Le paradoxe des feuilles de Thé

par Jean Marie Champeau 28 Juin 2022, 02:00 curiosité

 

Un verre de thé.

 

 

En remuant un thé, les feuilles au fond de la tasse se rassemblent au centre, alors que la force centrifuge devrait les pousser au bord.

 

C’est le paradoxe des feuilles de thé.

 

Le paradoxe
Schéma.

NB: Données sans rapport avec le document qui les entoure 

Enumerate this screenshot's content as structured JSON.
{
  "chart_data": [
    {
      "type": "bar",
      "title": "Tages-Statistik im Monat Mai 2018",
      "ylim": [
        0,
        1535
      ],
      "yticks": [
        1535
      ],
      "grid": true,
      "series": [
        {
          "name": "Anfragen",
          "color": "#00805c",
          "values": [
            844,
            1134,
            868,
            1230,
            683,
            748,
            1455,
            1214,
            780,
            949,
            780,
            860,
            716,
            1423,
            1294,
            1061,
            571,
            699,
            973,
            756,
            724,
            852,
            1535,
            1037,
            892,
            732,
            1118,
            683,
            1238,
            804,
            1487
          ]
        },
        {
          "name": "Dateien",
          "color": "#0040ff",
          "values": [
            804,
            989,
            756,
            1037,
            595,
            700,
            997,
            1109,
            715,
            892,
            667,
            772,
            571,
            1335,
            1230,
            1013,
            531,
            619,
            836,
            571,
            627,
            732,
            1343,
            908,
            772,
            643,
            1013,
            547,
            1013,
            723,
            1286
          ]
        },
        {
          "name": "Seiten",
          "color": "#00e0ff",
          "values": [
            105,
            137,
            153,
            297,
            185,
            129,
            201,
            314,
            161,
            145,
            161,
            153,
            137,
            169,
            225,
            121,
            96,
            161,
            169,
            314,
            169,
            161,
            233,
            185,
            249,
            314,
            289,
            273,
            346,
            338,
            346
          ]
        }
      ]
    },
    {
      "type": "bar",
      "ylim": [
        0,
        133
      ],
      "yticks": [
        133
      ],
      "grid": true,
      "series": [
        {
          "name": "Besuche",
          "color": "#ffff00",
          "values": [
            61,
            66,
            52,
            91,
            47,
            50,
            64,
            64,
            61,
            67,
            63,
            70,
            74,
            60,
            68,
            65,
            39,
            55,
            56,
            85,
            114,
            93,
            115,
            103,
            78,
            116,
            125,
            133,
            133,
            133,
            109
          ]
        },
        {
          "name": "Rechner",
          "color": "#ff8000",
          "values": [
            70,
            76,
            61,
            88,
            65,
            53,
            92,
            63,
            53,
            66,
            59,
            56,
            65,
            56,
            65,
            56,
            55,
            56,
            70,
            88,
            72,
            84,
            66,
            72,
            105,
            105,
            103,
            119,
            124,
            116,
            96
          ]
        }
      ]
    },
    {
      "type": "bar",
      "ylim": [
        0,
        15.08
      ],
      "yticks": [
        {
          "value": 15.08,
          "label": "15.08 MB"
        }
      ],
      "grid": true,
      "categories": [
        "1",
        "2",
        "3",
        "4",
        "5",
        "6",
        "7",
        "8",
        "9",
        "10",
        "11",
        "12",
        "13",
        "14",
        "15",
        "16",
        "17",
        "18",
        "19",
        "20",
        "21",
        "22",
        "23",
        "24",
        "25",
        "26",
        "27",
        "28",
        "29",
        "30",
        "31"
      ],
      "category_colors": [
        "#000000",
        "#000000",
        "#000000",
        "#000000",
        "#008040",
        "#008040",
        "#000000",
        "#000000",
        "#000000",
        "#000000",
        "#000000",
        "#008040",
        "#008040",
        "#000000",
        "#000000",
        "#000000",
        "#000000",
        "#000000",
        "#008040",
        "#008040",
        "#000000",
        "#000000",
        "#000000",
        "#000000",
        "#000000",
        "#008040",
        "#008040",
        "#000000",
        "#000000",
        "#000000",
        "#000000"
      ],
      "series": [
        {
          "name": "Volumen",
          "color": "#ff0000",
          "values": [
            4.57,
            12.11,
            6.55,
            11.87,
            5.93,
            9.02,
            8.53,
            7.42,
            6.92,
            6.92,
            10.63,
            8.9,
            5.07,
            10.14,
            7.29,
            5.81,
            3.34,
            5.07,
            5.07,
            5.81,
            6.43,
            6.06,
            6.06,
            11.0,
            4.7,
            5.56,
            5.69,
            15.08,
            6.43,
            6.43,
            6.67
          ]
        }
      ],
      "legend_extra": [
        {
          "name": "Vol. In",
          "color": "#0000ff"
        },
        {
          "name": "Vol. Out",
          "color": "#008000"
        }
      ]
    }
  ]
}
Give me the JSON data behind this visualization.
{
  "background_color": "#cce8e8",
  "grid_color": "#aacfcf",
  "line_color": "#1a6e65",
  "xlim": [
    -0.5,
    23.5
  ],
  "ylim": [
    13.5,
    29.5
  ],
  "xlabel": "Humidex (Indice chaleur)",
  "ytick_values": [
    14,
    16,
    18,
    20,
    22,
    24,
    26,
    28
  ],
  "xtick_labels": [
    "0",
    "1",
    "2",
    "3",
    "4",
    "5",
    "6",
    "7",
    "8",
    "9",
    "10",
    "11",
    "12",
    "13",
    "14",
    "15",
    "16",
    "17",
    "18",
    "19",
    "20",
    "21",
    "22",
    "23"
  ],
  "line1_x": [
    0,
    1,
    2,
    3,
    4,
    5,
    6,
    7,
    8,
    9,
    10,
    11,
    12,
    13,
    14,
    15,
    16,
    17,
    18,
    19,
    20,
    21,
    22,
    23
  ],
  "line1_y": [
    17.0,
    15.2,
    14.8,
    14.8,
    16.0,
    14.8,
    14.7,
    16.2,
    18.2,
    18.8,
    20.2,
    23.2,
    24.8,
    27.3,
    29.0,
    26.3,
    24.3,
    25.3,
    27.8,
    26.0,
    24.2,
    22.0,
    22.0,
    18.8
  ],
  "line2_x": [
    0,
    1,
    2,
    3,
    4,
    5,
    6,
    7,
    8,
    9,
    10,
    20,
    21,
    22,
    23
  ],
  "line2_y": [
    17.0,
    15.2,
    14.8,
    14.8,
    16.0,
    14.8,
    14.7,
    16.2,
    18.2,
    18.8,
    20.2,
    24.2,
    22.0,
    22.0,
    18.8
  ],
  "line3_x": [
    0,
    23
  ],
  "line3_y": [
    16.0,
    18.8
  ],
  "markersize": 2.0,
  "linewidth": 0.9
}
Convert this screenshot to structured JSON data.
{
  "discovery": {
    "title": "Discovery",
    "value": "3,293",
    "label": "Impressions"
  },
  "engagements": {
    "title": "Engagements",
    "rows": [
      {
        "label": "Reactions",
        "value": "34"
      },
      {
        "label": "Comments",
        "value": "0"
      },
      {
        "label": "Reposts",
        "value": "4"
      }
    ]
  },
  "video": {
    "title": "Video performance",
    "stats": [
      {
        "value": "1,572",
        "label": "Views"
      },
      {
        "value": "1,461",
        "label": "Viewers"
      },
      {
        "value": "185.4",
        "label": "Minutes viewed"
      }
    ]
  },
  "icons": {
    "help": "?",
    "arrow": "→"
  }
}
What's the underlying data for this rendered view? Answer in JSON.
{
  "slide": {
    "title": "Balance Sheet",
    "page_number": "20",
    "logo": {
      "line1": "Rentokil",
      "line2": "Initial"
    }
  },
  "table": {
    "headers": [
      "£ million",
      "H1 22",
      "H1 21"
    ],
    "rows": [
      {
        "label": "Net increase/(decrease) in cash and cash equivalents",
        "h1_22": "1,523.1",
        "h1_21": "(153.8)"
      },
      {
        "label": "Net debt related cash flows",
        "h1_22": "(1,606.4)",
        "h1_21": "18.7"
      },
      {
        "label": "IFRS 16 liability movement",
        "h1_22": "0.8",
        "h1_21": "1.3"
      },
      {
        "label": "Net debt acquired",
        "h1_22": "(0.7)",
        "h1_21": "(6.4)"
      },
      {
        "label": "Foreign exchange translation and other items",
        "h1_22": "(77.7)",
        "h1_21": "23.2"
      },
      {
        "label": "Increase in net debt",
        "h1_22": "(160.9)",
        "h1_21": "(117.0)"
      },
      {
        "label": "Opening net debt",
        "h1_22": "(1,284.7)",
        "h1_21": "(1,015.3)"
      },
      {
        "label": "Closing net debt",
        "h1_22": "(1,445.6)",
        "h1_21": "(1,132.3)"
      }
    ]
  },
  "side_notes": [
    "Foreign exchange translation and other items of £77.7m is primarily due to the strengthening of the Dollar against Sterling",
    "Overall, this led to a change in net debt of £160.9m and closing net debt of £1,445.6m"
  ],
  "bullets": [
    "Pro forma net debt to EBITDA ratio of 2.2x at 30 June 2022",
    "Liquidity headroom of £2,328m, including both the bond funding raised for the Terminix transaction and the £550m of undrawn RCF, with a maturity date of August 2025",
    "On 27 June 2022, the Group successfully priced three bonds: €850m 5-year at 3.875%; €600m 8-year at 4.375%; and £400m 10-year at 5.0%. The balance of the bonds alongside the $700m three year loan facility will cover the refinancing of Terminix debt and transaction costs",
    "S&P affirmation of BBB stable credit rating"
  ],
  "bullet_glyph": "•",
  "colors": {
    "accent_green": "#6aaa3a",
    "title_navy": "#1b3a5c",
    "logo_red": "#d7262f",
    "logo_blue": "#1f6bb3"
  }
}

La ligne bleue en pointillés est un flux secondaire qui pousse les feuilles de thé vers le centre du fond de la tasse.

Le paradoxe des feuilles de thé est un phénomène physique où les feuilles de thé en infusion se déplacent vers le centre du fond de la tasse après un brassage du liquide, plutôt que vers les parois de la tasse tel que l'on pourrait s'y attendre lorsqu'une force centrifuge est appliquée.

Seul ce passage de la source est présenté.